Hoy como lo hicieron otros presidentes de la República la unidad nacional está en el centro de la discusión. La unidad nacional se hará presente en Tijuana, curiosamente en una entidad donde acaba de terminar el fervor electoral y acaba de ocurrir una alternancia en la gubernatura luego de treinta años de hegemonía del PAN para dar paso al partido del presidente. La unidad nacional otra vez será bandera para ocupar la plaza pública, para arengar a la masa, para provocar el aplauso barato, para alardear a los cuatro vientos, para vociferar contra quien tiene el monopolio del poder geopolítico y geofinanciero.

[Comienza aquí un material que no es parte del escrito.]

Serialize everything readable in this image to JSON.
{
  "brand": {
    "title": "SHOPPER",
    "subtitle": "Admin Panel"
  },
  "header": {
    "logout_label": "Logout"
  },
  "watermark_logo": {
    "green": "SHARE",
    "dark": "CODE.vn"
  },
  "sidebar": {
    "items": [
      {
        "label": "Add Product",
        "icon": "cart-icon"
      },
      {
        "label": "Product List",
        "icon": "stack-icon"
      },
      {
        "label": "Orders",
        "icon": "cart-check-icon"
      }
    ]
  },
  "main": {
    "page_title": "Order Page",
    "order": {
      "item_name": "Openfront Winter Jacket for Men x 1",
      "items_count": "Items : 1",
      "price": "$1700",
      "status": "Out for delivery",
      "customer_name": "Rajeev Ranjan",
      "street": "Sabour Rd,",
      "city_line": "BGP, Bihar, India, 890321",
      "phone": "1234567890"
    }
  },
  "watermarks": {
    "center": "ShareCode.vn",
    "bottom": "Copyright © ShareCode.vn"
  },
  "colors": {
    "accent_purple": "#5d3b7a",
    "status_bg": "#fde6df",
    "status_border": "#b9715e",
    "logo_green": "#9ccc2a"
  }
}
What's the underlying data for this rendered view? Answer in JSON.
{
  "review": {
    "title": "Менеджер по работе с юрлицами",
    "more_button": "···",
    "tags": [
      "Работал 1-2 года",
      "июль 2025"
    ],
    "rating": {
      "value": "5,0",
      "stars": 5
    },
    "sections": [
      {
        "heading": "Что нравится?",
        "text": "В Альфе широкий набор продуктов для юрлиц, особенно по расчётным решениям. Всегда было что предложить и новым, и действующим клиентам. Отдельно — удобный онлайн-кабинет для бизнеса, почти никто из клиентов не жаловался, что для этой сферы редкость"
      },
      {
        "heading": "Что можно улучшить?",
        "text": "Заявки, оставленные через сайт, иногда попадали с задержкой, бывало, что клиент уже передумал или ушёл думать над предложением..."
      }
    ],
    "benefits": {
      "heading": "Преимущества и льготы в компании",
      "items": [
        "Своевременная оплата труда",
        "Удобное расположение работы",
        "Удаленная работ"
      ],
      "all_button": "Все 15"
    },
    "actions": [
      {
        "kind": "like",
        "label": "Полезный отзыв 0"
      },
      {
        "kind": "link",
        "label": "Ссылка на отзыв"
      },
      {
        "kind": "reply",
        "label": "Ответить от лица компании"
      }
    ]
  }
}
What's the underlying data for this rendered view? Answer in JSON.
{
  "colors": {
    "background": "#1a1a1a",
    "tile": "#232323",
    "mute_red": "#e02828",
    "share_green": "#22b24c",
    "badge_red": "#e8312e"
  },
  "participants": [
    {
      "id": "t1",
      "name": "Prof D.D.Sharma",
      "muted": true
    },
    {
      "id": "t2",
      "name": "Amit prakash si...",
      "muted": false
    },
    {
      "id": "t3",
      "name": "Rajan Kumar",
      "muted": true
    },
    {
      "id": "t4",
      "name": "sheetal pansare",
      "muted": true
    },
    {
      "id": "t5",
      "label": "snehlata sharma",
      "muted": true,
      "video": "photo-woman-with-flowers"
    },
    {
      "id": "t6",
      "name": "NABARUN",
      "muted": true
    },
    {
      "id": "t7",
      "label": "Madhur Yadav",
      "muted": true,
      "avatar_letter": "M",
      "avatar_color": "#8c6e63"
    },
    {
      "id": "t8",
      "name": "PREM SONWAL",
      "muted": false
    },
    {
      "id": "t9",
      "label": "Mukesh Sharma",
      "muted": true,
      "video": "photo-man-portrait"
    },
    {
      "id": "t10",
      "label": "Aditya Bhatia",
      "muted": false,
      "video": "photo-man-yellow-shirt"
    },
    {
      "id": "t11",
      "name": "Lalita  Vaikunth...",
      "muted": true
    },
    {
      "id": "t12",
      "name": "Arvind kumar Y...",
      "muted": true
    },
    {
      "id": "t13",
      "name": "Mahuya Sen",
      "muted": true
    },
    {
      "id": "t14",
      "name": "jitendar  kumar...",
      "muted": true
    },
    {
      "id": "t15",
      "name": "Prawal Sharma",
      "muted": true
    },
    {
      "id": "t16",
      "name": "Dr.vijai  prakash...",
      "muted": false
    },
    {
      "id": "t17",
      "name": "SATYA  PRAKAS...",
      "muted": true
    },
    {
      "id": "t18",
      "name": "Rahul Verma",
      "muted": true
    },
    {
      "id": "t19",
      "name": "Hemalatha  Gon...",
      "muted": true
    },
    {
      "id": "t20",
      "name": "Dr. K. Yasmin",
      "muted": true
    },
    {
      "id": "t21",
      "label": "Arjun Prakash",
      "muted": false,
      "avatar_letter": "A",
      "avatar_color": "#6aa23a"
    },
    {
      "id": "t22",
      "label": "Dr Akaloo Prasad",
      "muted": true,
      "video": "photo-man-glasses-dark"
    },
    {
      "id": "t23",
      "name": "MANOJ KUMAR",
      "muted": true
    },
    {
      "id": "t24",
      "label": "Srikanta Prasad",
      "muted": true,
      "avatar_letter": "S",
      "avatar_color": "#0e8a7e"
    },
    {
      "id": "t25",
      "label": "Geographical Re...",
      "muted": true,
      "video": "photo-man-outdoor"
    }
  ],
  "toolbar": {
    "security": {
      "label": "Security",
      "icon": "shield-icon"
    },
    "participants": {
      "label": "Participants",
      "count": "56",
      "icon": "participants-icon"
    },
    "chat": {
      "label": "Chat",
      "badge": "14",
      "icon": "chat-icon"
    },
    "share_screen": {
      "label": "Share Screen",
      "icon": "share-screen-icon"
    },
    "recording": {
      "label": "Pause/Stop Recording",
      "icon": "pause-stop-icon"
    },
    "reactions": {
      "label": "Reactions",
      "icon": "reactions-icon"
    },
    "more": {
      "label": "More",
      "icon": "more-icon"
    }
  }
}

La unidad nacional otra vez a escena, porque no se tiene otra retórica desde hace tres décadas, porque no se entiende de indicadores económicos, porque no se entiende de calificaciones internacionales, porque no hay otro camino que el modelo neoliberal practicado en la 4T y porque en todas las mediciones luego de seis meses en el poder presidencial, un amplio sector social tiene todavía altas expectativas en el presidente de la República. Después de medio año en la presidencia el presidente López Obrador decide que es momento de mostrar el musculo electoral ante México y ante el vecino desde Tijuana.